Через некоторое время Ольга Алексеевна переслала мне отзыв Жирмунского. Основную часть статьи, в которой я дополняю методику Колмогорова, он одобрил. Некоторые побочные мотивы посоветовал убрать. В таком виде предложил работу опубликовать. Когда я статью доработал, Жирмунского повторно беспокоить не стали. Ольга Алексеевна показала ее Гаспарову, он ее поддержал, и во 2-м номере журнала за 1966 год статья увидела свет. Совсем небольшая, семь страниц, она вызвана идеями академика Колмогорова, получила благословение академика Виноградова и академика Жирмунского, а потом была поддержана младшим научным сотрудником ИМЛИ будущим академиком Михаилом Леоновичем Гаспаровым.

А вот записи в моем дневнике через десять лет, в сентябре 1975 года:

“16.9. Вчера окончил, сегодня отправил рецензию на материалы Гаспарова в “Сов. энциклопедию”.

17.9. Ездил в совхоз под Касплю поднимать и скирдовать лен. В полшестого вернулся. От Гаспарова “Поэзия вагантов”. Четвертый присыл в этом месяце.

30.9. Автореферат от Тарлинской. Урожайный год на докторские по теории стиха: я, Вишневский, далее, по-видимому, будут Жовтис и Тарлинская. Гаспаров со своей изысканной вежливостью пропускает всех вперед”.

А вот как отразился в моем дневнике замечательный симпозиум по теории стиха, устроенный армянскими коллегами в Ереване в конце 1973 года:

“11-го утром перелет в Ереван. Кавказский хребет. Отель Ани. Брюсовский вечер. Воспоминания Пуришева.

12: симпозиум, доклад Гаспарова.

13: симпозиум, мой доклад. Ужин, тосты. Гаспаров: стиховедение в Смолен-ске. Красивые женщины.

14: Картинная галерея. Выставка современного искусства. Матенадаран: Евангелие VI века, переводы XI—XIII веков из Евклида и Аристотеля, автограф Наполеона etc. Фильм Параджанова “Саят-Нова” (“Цвет граната”). Фрукты в номере Тарлинской. Гаспаров читает Адалис.
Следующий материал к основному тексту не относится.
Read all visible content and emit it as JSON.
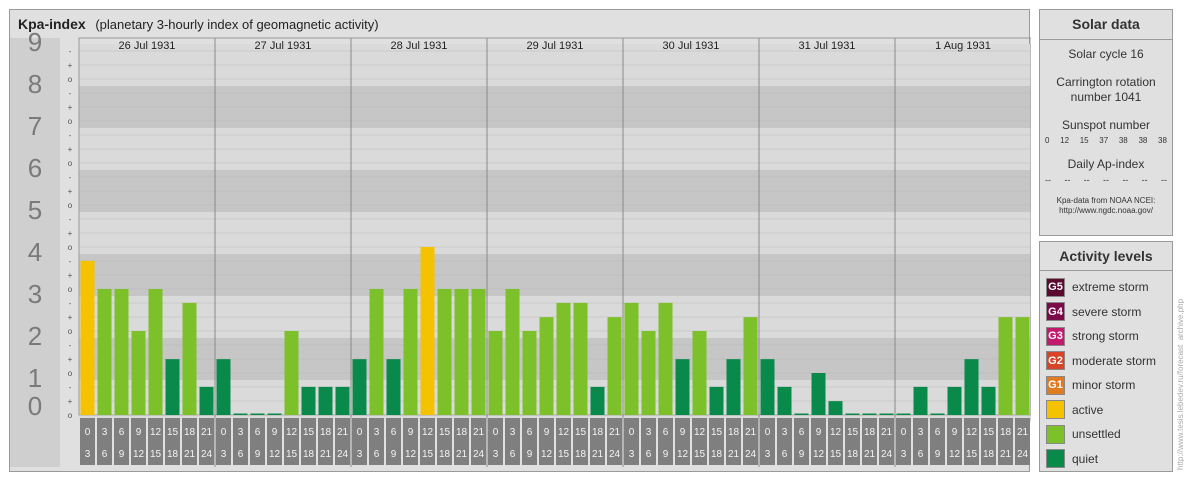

15. Перелет в Москву. Библиотека иностранной литературы. <…>

Гаспаров Великолепный”.

Я имею привычку подводить в дневнике кратенький итог года. Вот фрагмент итоговой записи за 1974 год: “Особо ценные книжные приобретения года. Мандельштам, Самойлов, Якобсон, Гаспаров, Майенова, Сименон”. А вот за 1975 год: “Самое интересное из чтения: Философские труды Вл. Соловьева и его стихи перечитал; Кант — 7 книг; Peirce — 6 книг; О Франциске Ассизском и его “Цветочки” — 3 книги; Чаадаев; “Былое и думы” перечитал; Бахтин, Вопросы литературы и эстетики; Поэзия вагантов Гаспарова”. По-моему, и здесь МЛ оказался в достойном его обществе.

* * *

У меня сохранилось 145 писем МЛ (крайние даты 11 ноября 1965 года — 23 августа 2005 года). Сначала они были, как правило, более длинными, от руки или на пишущей машинке. 60-е годы и начало 70-х были эпистолярным периодом науки о стихе в нашей стране. В филологических изданиях нас публиковали с неохотой. Изучение стихотворной речи на языке идеологических вертухаев, на зарплате и добровольных, называлось формализмом. А сам по себе формализм почти что приравнивался к государственной измене. Поэтому нам приходилось обмениваться научными идеями главным образом в устных беседах и письмах. Раз в год, во время зимних вузовских каникул, мы собирались в ИМЛИ под покровительством Л.И. Тимофеева и обменивались сообщениями о сделанном в области стиховедения за год. П.А. Руднев, который организовал первую в нашей стране научную конференцию по теории стиха, был провален на защите диссертации и выгнан с работы. С возрастом, со все увеличивавшимися возможностями печататься, объем писем МЛ уменьшается, становится все больше открыток. Ино-гда это отклики на присланные ему мои работы или издания моей кафедры. Иногда обсуждение вопросов теории стиха в связи с совместной работой или с дискуссией, идущей в печати. Поздравления с праздниками. Одно написано на обороте фотографии. Одно вклеено в подаренную книгу.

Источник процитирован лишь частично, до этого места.